Medical Tribune
17. März 2017Konservative Massnahmen nicht erfolgreich

Cluster-Kopfschmerz per Elektrode ausbremsen

Anfallsartige, extrem starke, einseitige Kopfschmerzen sind das Leitsymptom von Cluster-Kopfschmerzen. Während der Attacken besteht gleichzeitig ein Horner-Syndrom mit Ptosis, Miosis und Enophthalmus, die Augen tränen, die Nase läuft und die Patienten sind psychomotorisch unruhig – laufen umher, bewegen sich rhythmisch oder krabbeln sogar auf dem Boden. Die Anfälle dauern etwa 45 Minuten, die Ursache ist nicht bekannt.

Bei den meisten Patienten genügt die rechtzeitige Inhalation von 8 bis 15 Litern Sauerstoff über 15 bis 20 Minuten sowie nasal oder subkutan per Autoinjektor appliziertes Sumatriptan für die Anfallskupierung, schreiben Dr. Andreas Böger und Professor Dr. Hendrik Terheyden, Rotes Kreuz Krankenhaus Kassel. Vor allem bei Patienten mit einer Triptan-Kontraindikation bietet sich ausserdem die nasale Lokalanästhesie mit 1 ml 4- bis 10%iger Lidocain-Lösung an. In der Prophylaxe hat sich hoch dosiertes Verapamil bewährt, als Mittel der zweiten Wahl eignen sich Topiramat und Lithium.

Konservative Therapie versagt bei 10–15%

Bei 10–15% der Betroffenen sind konservative Massnahmen nicht erfolgreich. Dann kommen neuromodulatorische Verfahren wie die Stimulation des Ganglion sphenopalatinum (SPG) infrage. Das Prinzip: Bei einer sich anbahnenden Attacke wird eine in unmittelbarer Nähe des SPG dauerhaft implantierte Elektrode durch den Patienten per Funksignal aktiviert, wodurch sich der Tonus der hirnversorgenden Gefässe verändert und der Anfall idealerweise komplett sistiert.

Die Indikation zur SPG-Stimulation muss von einem auf Cluster-Kopfschmerzen spezialisierten Neurologen bzw. Schmerztherapeuten überprüft werden, schreiben der Schmerzmediziner und der Mund-Kiefer-Gesichtschirurg. Bewährt hat sich hier z. B. das Kasseler Modell, bei dem ein medizinisch-ökonomisch belastbarer Algorithmus bei der Patientenauswahl hilft. Ausserdem sollte schon bei der Indikationsstellung ein erfahrener Mund-Kiefer-Gesichts­chirurg mit im Boot sein.

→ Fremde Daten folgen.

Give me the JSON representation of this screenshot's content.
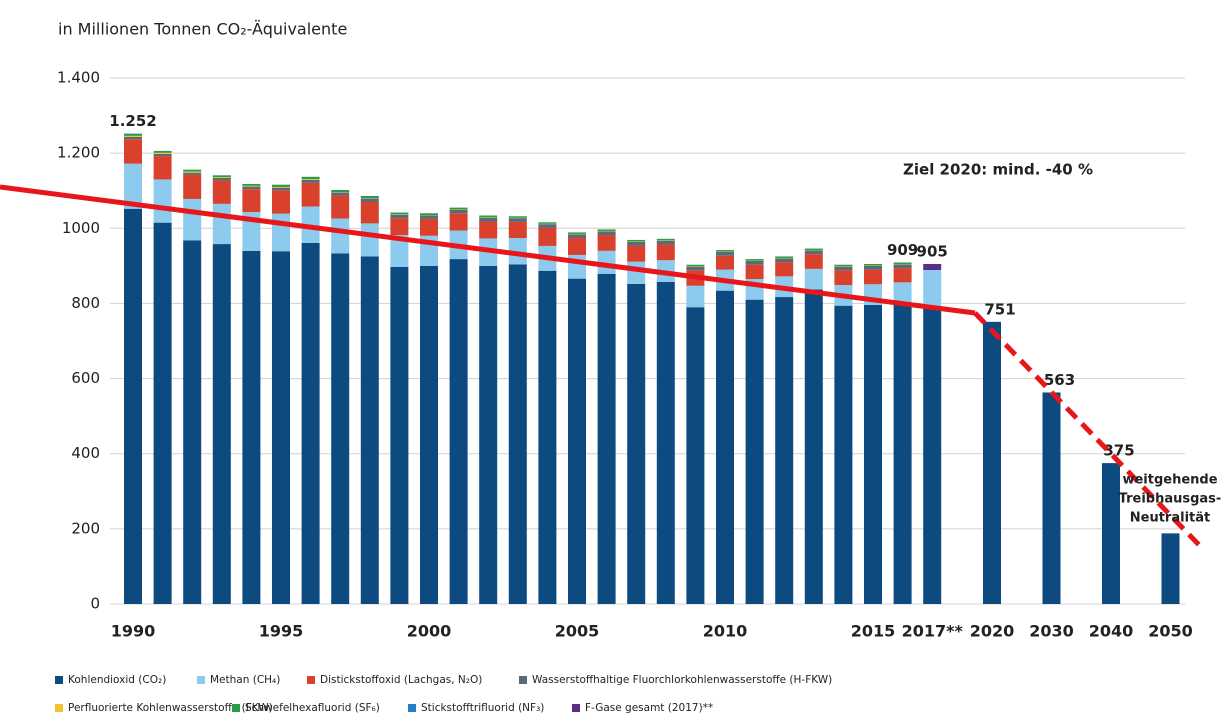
{
  "chart_data": {
    "type": "stacked_bar",
    "title": "in Millionen Tonnen CO₂-Äquivalente",
    "annotation": "Ziel 2020: mind. -40 %",
    "target_note": [
      "weitgehende",
      "Treibhausgas-",
      "Neutralität"
    ],
    "categories": [
      "1990",
      null,
      null,
      null,
      null,
      "1995",
      null,
      null,
      null,
      null,
      "2000",
      null,
      null,
      null,
      null,
      "2005",
      null,
      null,
      null,
      null,
      "2010",
      null,
      null,
      null,
      null,
      "2015",
      null,
      "2017**",
      "2020",
      "2030",
      "2040",
      "2050"
    ],
    "ylim": [
      0,
      1400
    ],
    "yticks": [
      0,
      200,
      400,
      600,
      800,
      1000,
      {
        "value": 1200,
        "label": "1.200"
      },
      {
        "value": 1400,
        "label": "1.400"
      }
    ],
    "grid": true,
    "value_labels": [
      "1.252",
      null,
      null,
      null,
      null,
      null,
      null,
      null,
      null,
      null,
      null,
      null,
      null,
      null,
      null,
      null,
      null,
      null,
      null,
      null,
      null,
      null,
      null,
      null,
      null,
      null,
      "909",
      "905",
      "751",
      "563",
      "375",
      null
    ],
    "series": [
      {
        "name": "Kohlendioxid (CO₂)",
        "color": "#0d4a80",
        "values": [
          1052,
          1015,
          968,
          958,
          940,
          939,
          961,
          933,
          925,
          897,
          900,
          918,
          900,
          904,
          887,
          866,
          879,
          852,
          857,
          790,
          834,
          810,
          817,
          837,
          794,
          796,
          801,
          787,
          751,
          563,
          375,
          188
        ]
      },
      {
        "name": "Methan (CH₄)",
        "color": "#8ccbee",
        "values": [
          120,
          115,
          110,
          107,
          103,
          100,
          97,
          93,
          88,
          85,
          80,
          76,
          73,
          70,
          66,
          63,
          61,
          59,
          58,
          57,
          56,
          55,
          55,
          55,
          55,
          55,
          55,
          102,
          null,
          null,
          null,
          null
        ]
      },
      {
        "name": "Distickstoffoxid (Lachgas, N₂O)",
        "color": "#d9412d",
        "values": [
          65,
          62,
          64,
          62,
          61,
          62,
          63,
          61,
          57,
          45,
          45,
          46,
          45,
          43,
          48,
          45,
          42,
          43,
          42,
          41,
          37,
          38,
          38,
          39,
          39,
          39,
          38,
          null,
          null,
          null,
          null,
          null
        ]
      },
      {
        "name": "Wasserstoffhaltige Fluorchlorkohlenwasserstoffe (H-FKW)",
        "color": "#5a6a78",
        "values": [
          6,
          6,
          6,
          7,
          7,
          7,
          8,
          8,
          9,
          9,
          9,
          9,
          10,
          10,
          10,
          10,
          10,
          10,
          10,
          10,
          10,
          10,
          10,
          10,
          10,
          10,
          10,
          null,
          null,
          null,
          null,
          null
        ]
      },
      {
        "name": "Perfluorierte Kohlenwasserstoffe (FKW)",
        "color": "#f2c12e",
        "values": [
          3,
          3,
          3,
          2,
          2,
          2,
          2,
          1,
          1,
          1,
          1,
          1,
          1,
          1,
          1,
          1,
          1,
          1,
          1,
          1,
          1,
          1,
          1,
          1,
          1,
          1,
          1,
          null,
          null,
          null,
          null,
          null
        ]
      },
      {
        "name": "Schwefelhexafluorid (SF₆)",
        "color": "#2e9a47",
        "values": [
          5,
          5,
          5,
          5,
          5,
          6,
          6,
          6,
          6,
          5,
          5,
          5,
          5,
          4,
          4,
          4,
          4,
          4,
          4,
          4,
          4,
          4,
          4,
          4,
          4,
          4,
          4,
          null,
          null,
          null,
          null,
          null
        ]
      },
      {
        "name": "Stickstofftrifluorid (NF₃)",
        "color": "#2a7fc0",
        "values": [
          1,
          0,
          0,
          0,
          0,
          0,
          0,
          0,
          0,
          0,
          0,
          0,
          0,
          0,
          0,
          0,
          0,
          0,
          0,
          0,
          0,
          0,
          0,
          0,
          0,
          0,
          0,
          null,
          null,
          null,
          null,
          null
        ]
      },
      {
        "name": "F-Gase gesamt (2017)**",
        "color": "#5b2d86",
        "values": [
          null,
          null,
          null,
          null,
          null,
          null,
          null,
          null,
          null,
          null,
          null,
          null,
          null,
          null,
          null,
          null,
          null,
          null,
          null,
          null,
          null,
          null,
          null,
          null,
          null,
          null,
          null,
          16,
          null,
          null,
          null,
          null
        ]
      }
    ]
  }
}
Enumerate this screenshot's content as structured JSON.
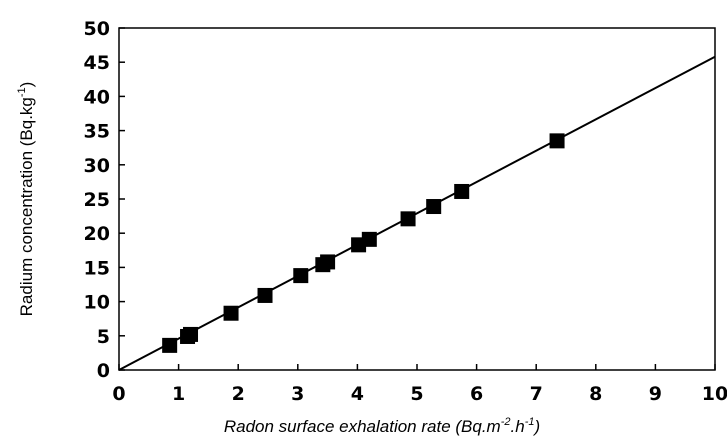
{
  "chart_data": {
    "type": "scatter",
    "title": "",
    "xlabel": {
      "main": "Radon surface exhalation rate (Bq.m",
      "sup1": "-2",
      "mid": ".h",
      "sup2": "-1",
      "end": ")"
    },
    "ylabel": {
      "main": "Radium concentration (Bq.kg",
      "sup": "-1",
      "end": ")"
    },
    "xlim": [
      0,
      10
    ],
    "ylim": [
      0,
      50
    ],
    "x_ticks": [
      0,
      1,
      2,
      3,
      4,
      5,
      6,
      7,
      8,
      9,
      10
    ],
    "y_ticks": [
      0,
      5,
      10,
      15,
      20,
      25,
      30,
      35,
      40,
      45,
      50
    ],
    "grid": false,
    "marker": "square",
    "color": "#000000",
    "points": [
      {
        "x": 0.85,
        "y": 3.6
      },
      {
        "x": 1.15,
        "y": 4.9
      },
      {
        "x": 1.2,
        "y": 5.2
      },
      {
        "x": 1.88,
        "y": 8.3
      },
      {
        "x": 2.45,
        "y": 10.9
      },
      {
        "x": 3.05,
        "y": 13.8
      },
      {
        "x": 3.42,
        "y": 15.4
      },
      {
        "x": 3.5,
        "y": 15.8
      },
      {
        "x": 4.02,
        "y": 18.3
      },
      {
        "x": 4.2,
        "y": 19.1
      },
      {
        "x": 4.85,
        "y": 22.1
      },
      {
        "x": 5.28,
        "y": 23.9
      },
      {
        "x": 5.75,
        "y": 26.1
      },
      {
        "x": 7.35,
        "y": 33.5
      }
    ],
    "fit_line": {
      "x": [
        0,
        10
      ],
      "y": [
        0,
        45.8
      ]
    }
  }
}
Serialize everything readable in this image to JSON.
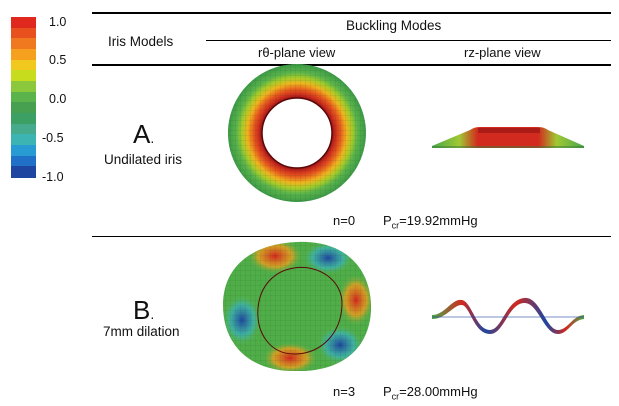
{
  "colorbar": {
    "ticks": [
      "1.0",
      "0.5",
      "0.0",
      "-0.5",
      "-1.0"
    ],
    "colors": [
      "#e0281e",
      "#e8501e",
      "#f0781e",
      "#f5a01e",
      "#f0c81e",
      "#c8dc1e",
      "#8cc83c",
      "#5ab44b",
      "#46a050",
      "#3ca064",
      "#46aa8c",
      "#3cb4b4",
      "#289bd2",
      "#2070c8",
      "#1e46a0"
    ]
  },
  "header": {
    "col1": "Iris Models",
    "group": "Buckling Modes",
    "view1": "rθ-plane view",
    "view2": "rz-plane view"
  },
  "rows": [
    {
      "letter": "A",
      "name": "Undilated iris",
      "mode": "n=0",
      "pressure_sym": "P",
      "pressure_sub": "cr",
      "pressure_val": "=19.92mmHg"
    },
    {
      "letter": "B",
      "name": "7mm dilation",
      "mode": "n=3",
      "pressure_sym": "P",
      "pressure_sub": "cr",
      "pressure_val": "=28.00mmHg"
    }
  ]
}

Das Elektroden-Implantat wird stationär in nasaler Intubationsnarkose unter Durchleuchtungskontrolle eingesetzt. Dazu legt der Operateur den seitlichen Oberkiefer über einen Zahnfleischrandschnitt frei, präpariert den Zugang in der Fossa pterygopalatina und befestigt die per Führungsdraht eingelegte Spezial-Elektrode mit Osteo­syntheseschrauben am seitlichen Oberkiefer oberhalb der Zahnwurzeln.

Auch die Attackenfrequenz wird gesenkt

Der Heilungsverlauf zeigt sich vor allem an einer ungestörten Mund­öffnung. Mögliche entzündliche Infiltrate oder Wundinfektionen sind durch lokale Desinfektion oder Antibiotikagabe beherrschbar. Rund vier Wochen nach dem Eingriff wird der Stimulator erstmals aktiviert und in Zusammenarbeit mit dem Hersteller programmiert. Hierbei sind erfahrungsgemäss mehrere Patientenkontakte notwendig. Die übliche Medikation läuft dabei zunächst weiter und wird bei erfolgreicher Programmierung sukzessive zurückgefahren.

Der Betreuungsaufwand in der Programmierungsphase ist dementsprechend hoch. Zwei Drittel der Patienten profitieren von der elektronischen Attackenkupierung, zitieren die Autoren die Ergebnisse der randomisierten und kontrollierten Pathway-CH1-Studie. Erste Langzeitdaten der offen weitergeführten Untersuchung belegen darüber hinaus bei einigen Patienten auch einen – wissenschaftlich bisher allerdings nicht erklärbaren – Rückgang der Attackenfrequenz. Die Studiendaten haben sich bereits in Cluster-Kopfschmerz-Leitlinien niedergeschlagen, in denen die SPG-Stimulation bei medikamentös nicht beherrschbarem Clusterkopfschmerz aufgeführt ist.

Böger A, Terheyden H. Schmerzmedizin 2017; 33: 27–31.